In the process of investigating Toy PD case, I’ve realised I lack the information about different browser files. This is an attempt to fill that gap.
Many browsers are based on Chromium engine, that’s why they will have similar artifacts: Chrome, Opera, new Edge, Brave, Vivaldi. Also, there are lots of Electron applications that share some artifacts with them. Chrome is the point of convergence for all these application. On Magnet Summit it was suggested to explore and learn Chrome and it’s artifacts as well as OS common artifacts due to its popularity and reusing some of its components.
Electron
It’s a framework that is available for building applications, cross-platform.
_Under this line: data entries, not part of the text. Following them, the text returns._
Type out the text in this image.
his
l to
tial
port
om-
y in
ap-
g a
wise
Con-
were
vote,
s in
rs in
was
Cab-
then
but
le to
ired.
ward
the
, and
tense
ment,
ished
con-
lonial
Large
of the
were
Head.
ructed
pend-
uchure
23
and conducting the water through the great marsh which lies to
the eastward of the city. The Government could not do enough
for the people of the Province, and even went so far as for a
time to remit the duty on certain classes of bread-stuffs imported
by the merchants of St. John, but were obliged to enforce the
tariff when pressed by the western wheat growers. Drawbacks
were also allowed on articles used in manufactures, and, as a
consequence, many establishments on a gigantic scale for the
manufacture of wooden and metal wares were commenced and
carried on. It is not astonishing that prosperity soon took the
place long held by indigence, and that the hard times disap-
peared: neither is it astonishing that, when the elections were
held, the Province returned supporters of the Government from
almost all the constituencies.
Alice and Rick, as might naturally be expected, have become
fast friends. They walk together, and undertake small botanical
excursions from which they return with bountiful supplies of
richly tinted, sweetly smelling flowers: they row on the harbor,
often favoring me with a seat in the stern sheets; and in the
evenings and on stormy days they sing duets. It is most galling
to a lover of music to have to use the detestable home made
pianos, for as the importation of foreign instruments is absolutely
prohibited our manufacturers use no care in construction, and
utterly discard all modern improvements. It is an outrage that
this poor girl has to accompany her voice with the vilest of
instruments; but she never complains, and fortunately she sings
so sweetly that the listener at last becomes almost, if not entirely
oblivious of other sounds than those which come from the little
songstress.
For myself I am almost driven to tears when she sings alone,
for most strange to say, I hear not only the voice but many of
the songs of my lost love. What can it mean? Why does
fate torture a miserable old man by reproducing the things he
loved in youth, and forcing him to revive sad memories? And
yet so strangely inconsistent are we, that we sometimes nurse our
You’re creating a web-application that can be used as a desktop one (implementing both back- and frontend). Backend - node.js, and frontend - Chrome. So, a lot of artifacts can be shared with Chrome and buddies. It’s in wide use. For example, WhatsApp and Skype use it.
IndexedDB & LevelDB
Client-side web technology and supporteed by all of the mainstream browsers. Allows storage of structured user data on the client (JavaSctipt objects). Allows caching and storing some data for offline or tracking. The database structure is as follows:
Database:
- Object store (~table)
- Object (~row)
- Object (~row)
- Object (~row)
- Object store (~table)
- Object (~row)
- Object (~row)
- Object (~row)
Objects are addressable by their primary key or any other field that’s specified as index.
On the pictire above I’ve selected this IndexedDB (purple square). It’s more like Elastic of MongoDB (noSQL databases). It looks much more like a dictionary or hashtable to me. For example, Users
table contains one single entry: ucf8XXXXXX45446
, which has a set of properties like emailAddress
, fasttrack
, id
, internal
, locale
(language of the GUI, I presume), optInReasons
and optInTime
. optInReasons
, in turn, has it’s own property of type array with only one item with the value 0
.
An example of working with such a database [4]:
dbOpenReq.onupgradeneeded = ev => {
document.body.append("db creating/upgrading");
let upgradedb = ev.target.result;
if(!upgradedb.objectStoreNames.contains("objStore1")){
let objectStore = upgradedb.createObjectStore('objStore1', {keyPath:'id', autoIncrement: true});
objectStore.createIndex("indexA", "indexA", {unique: false});
objectStore.createIndex("indexB", "indexB", {unique: false});
}
if(!upgradedb.objectStoreNames.contains("objStore2")){
let objectStore = upgradedb.createObjectStore('objStore2', {keyPath:'id', autoIncrement: true});
objectStore.createIndex("indexC", "indexC", {unique: false});
objectStore.createIndex("indexD", "indexD", {unique: false});
}
}
Storing the data is not complicated either:
var addData = () => {
let transcation = db.transcation(["objStore1", "objStore2"], "readwrite");
let objectStore1 = transcation.objectStore("objStore1");
objectStore1.add({"indexA": "a.1", "indexB": "Some data for indexB"});
objectStore1.add({"indexA": "a.2", "indexB": "Some more data for indexB"});
let objectStore2 = transcation.objectStore("objStore2");
objectStore1.add({"indexC": "c.1", "indexD": "Some data for indexD"});
objectStore1.add({"indexC": "c.2", "indexD": "Some more data for indexD"});
}
When you download a file from GoogleDocs, it’s stored in this IndexedDB -> Documents
.
On Windows machine it’s stored here: $USER\AppData\Local\Google\Chrome\User Data\Default\IndexedDB
. Contains multiple folders, one for each domain. Usually have the extension leveldb
. The LevelDB store for a particular domain will be found in the IndexedDB folder with a name in the form: [host with concurrent separators replaced an underscore]_[dbid].indexeddb.leveldb
.
LevelDB is the actual storage mechanism of IndexedDB, IndexedDB is built on top of a LevelDB store. IndexedDB is just an API to use, while LevelDB is the artefact that’s creted when this API is used. It’s based on the ideas of BigTable. It’s a key-value store, both are arbitrary blobs, i.e. can store any data in key or value. Looks something like the below picture.
There are always CURRENT
, LOCK
, LOG
and at least one MANIFEST
. Only *.log
and *.ldb
files contain data. Other files above contain metadata. *.ldb
doesn’t have to do anything with MS Access, although the OS might consider differently. As you can also notice, these files are assigned numbers which are sequential for all files in the folder, not for each file type.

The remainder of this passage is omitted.